Ah I see. I thought it was rarer and more expensive than the Unbranded Black Reserve Note. Good for me though!! I shall hunt and acquire this deck.
It's relative rarity might be higher - but rarity alone is not the determining factor of value. There are only 1,000 Bicycle Gold Seal New Fan Back decks in white (Zenneth Kok/Coterie 1902), only 1,100 White Centurion decks (Theory11) and perhaps 2,000 or so Unbranded Black Reserve Note decks. Of those three decks, the rarest one is the one with the lowest after-retail market value. They can be had for about $100 and the value falls even lower when Zenneth offers a special on them, usually a combo offer with other products. The White Centurions typically sell around $250 or so but they're hard to find.
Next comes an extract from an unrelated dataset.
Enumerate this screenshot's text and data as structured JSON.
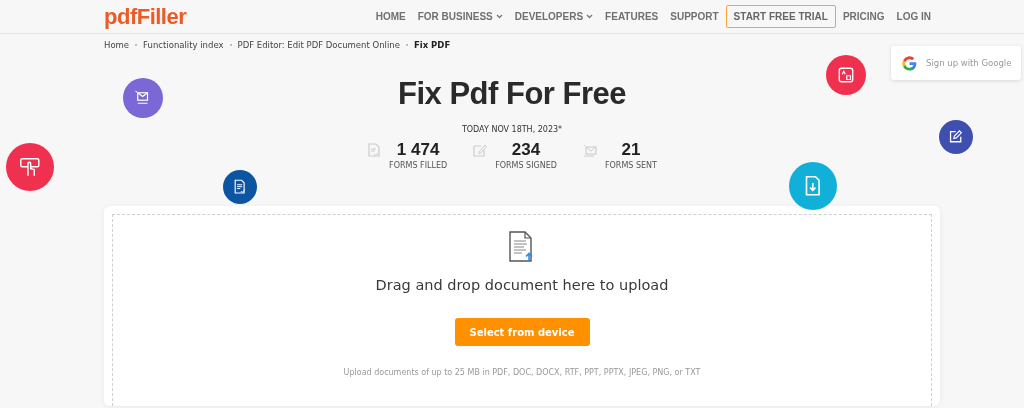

Ask me in a year, and there's a good chance the values of these decks will be different. Ask me in ten years, it's nearly guaranteed to be different. What that difference will be is anyone's guess. It's a big part of the reason why you should only buy what makes you happy, not what you think will be the more valuable or what will be the better investment. You want investments, go to the stock market!
As far as that specific deck (Bicycle Clot Ltd. Edition), there's two factors that will skew value on them higher in the US.
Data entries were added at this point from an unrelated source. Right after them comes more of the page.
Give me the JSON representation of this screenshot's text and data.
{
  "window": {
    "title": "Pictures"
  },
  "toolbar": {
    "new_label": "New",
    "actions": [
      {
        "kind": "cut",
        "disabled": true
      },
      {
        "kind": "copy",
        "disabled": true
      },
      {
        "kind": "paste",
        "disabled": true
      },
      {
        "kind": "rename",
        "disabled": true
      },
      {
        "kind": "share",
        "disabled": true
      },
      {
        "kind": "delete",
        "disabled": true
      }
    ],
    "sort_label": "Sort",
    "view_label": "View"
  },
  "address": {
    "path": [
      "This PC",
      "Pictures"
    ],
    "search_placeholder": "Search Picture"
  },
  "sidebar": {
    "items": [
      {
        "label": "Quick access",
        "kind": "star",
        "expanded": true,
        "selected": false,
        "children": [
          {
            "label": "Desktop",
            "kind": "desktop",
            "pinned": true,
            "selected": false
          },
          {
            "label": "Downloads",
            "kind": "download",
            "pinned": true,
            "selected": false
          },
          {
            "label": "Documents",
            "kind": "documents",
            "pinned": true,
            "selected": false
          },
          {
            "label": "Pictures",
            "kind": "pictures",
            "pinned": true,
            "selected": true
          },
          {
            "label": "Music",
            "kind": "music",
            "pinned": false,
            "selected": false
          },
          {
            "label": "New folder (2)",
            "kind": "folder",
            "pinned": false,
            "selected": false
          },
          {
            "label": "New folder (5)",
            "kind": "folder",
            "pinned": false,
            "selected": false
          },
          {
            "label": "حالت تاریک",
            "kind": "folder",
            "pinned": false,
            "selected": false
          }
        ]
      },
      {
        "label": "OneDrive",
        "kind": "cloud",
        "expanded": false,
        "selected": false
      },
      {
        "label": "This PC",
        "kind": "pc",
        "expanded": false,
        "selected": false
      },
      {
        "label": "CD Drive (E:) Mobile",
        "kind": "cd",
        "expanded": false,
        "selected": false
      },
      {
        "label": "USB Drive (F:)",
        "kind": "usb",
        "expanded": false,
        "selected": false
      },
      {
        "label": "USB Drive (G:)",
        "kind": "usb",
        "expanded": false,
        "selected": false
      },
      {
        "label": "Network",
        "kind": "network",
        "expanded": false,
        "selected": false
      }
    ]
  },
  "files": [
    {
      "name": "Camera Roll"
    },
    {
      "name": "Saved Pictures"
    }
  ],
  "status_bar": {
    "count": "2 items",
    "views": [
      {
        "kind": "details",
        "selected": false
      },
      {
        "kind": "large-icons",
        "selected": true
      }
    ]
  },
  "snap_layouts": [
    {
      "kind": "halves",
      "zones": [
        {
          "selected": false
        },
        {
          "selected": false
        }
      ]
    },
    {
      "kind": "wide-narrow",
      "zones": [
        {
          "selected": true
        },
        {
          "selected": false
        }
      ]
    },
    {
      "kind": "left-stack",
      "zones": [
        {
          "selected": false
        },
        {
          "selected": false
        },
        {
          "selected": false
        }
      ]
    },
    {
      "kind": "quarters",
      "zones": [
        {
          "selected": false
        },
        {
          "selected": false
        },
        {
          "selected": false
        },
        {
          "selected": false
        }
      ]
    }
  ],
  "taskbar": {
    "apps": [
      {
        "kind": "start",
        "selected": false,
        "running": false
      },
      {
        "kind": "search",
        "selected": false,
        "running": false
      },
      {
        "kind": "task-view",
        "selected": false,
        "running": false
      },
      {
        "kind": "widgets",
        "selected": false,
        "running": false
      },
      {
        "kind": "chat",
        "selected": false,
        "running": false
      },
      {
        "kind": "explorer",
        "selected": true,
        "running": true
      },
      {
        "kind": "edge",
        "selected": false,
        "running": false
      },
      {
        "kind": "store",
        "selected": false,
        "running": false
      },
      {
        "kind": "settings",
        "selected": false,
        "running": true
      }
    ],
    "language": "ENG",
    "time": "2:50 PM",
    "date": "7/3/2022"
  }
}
1) They were not distributed in the US, only in Hong Kong.
2) Most of the people they were distributed to were probably customers of the clothing store, who didn't attribute any collectible value whatsoever to them and treated them like any other pack of playing cards - as a disposable commodity, to be used and consumed.
Under those conditions, it almost doesn't matter how many were printed. What matters is 1) how many remain intact and 2) how many of those are in this country? Sure, you could trade with someone in Hong Kong on an auction site to get one, but while English is one of the nation's two languages, the other is Chinese, and there's a good chance a deck like this would end up on a Chinese-language auction site rather than ending up on eBay. Without knowing Chinese, you'd have a difficult time buying it even if you could and did find it there.
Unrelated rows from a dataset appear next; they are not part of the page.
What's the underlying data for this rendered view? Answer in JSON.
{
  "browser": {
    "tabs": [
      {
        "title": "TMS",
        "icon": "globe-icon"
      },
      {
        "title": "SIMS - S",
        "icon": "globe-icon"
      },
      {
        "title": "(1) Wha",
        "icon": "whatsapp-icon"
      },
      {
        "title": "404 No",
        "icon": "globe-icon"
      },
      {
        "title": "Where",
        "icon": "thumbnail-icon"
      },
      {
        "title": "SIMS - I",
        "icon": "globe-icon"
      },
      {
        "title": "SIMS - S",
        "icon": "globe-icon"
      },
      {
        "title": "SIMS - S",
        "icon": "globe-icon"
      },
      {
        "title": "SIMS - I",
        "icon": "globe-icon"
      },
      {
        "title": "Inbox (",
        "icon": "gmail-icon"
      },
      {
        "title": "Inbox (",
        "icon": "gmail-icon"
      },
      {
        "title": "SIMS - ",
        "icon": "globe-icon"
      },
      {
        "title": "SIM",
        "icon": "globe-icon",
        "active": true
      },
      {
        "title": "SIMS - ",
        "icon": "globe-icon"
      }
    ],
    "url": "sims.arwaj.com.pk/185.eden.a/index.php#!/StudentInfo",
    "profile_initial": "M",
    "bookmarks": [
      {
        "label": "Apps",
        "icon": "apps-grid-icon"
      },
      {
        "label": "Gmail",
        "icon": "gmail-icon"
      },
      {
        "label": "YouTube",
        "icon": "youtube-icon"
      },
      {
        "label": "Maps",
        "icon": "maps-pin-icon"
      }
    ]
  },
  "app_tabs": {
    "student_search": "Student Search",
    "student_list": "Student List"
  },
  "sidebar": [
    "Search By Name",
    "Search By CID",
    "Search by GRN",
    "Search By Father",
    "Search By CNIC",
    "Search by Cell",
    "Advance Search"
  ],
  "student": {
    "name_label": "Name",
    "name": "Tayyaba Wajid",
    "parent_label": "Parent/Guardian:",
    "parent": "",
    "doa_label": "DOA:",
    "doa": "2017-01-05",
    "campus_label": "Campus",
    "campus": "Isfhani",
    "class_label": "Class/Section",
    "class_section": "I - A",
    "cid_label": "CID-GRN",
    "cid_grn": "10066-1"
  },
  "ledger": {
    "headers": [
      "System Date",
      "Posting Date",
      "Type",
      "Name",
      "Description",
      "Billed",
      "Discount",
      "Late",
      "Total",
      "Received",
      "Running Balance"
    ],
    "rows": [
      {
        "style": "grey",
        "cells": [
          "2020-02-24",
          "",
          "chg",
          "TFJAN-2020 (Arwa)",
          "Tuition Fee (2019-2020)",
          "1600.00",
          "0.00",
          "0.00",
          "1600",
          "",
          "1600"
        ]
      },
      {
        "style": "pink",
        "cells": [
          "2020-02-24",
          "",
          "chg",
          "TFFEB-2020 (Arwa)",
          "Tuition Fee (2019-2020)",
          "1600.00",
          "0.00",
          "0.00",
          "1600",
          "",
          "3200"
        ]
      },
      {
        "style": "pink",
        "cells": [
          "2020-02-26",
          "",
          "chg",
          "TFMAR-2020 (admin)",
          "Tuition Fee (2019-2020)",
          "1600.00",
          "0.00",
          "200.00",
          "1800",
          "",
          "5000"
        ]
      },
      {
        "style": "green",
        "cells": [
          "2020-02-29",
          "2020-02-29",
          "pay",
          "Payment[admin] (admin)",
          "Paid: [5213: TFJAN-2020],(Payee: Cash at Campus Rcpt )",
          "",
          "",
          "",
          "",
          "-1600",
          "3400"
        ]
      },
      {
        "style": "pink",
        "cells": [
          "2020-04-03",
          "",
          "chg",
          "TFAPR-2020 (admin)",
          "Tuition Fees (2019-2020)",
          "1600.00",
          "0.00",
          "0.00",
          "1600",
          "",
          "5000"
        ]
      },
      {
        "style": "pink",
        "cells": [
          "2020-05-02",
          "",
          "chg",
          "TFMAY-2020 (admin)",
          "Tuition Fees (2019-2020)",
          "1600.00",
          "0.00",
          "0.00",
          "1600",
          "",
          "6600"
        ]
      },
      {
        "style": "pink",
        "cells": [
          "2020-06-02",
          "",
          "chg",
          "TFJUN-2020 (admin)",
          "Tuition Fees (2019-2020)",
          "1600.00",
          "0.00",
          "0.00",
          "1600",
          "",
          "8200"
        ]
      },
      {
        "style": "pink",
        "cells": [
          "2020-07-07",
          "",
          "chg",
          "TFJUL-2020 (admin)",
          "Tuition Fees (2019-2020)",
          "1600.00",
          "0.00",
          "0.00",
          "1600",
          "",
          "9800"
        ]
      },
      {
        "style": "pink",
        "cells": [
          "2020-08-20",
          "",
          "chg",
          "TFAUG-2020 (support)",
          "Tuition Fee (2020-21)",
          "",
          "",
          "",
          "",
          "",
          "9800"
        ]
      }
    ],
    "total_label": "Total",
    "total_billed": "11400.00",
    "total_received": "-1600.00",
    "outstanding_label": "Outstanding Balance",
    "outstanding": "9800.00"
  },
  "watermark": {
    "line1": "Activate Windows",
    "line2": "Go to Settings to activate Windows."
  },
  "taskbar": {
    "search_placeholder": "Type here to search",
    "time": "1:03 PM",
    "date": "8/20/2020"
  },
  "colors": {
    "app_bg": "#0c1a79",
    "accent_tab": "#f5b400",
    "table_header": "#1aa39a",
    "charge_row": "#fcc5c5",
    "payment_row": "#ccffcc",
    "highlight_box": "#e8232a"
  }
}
This is definitely a case where there are more factors at play than simply how many were made. The same could be said of the Bicycle "Bathing Ape" decks - another deck manufactured for an Asian clothing store that never saw US distribution. I think there were two different decks, and one of them was gilded - meaning it was more expensive in the first place, and will likely cost even more in the post-retail market.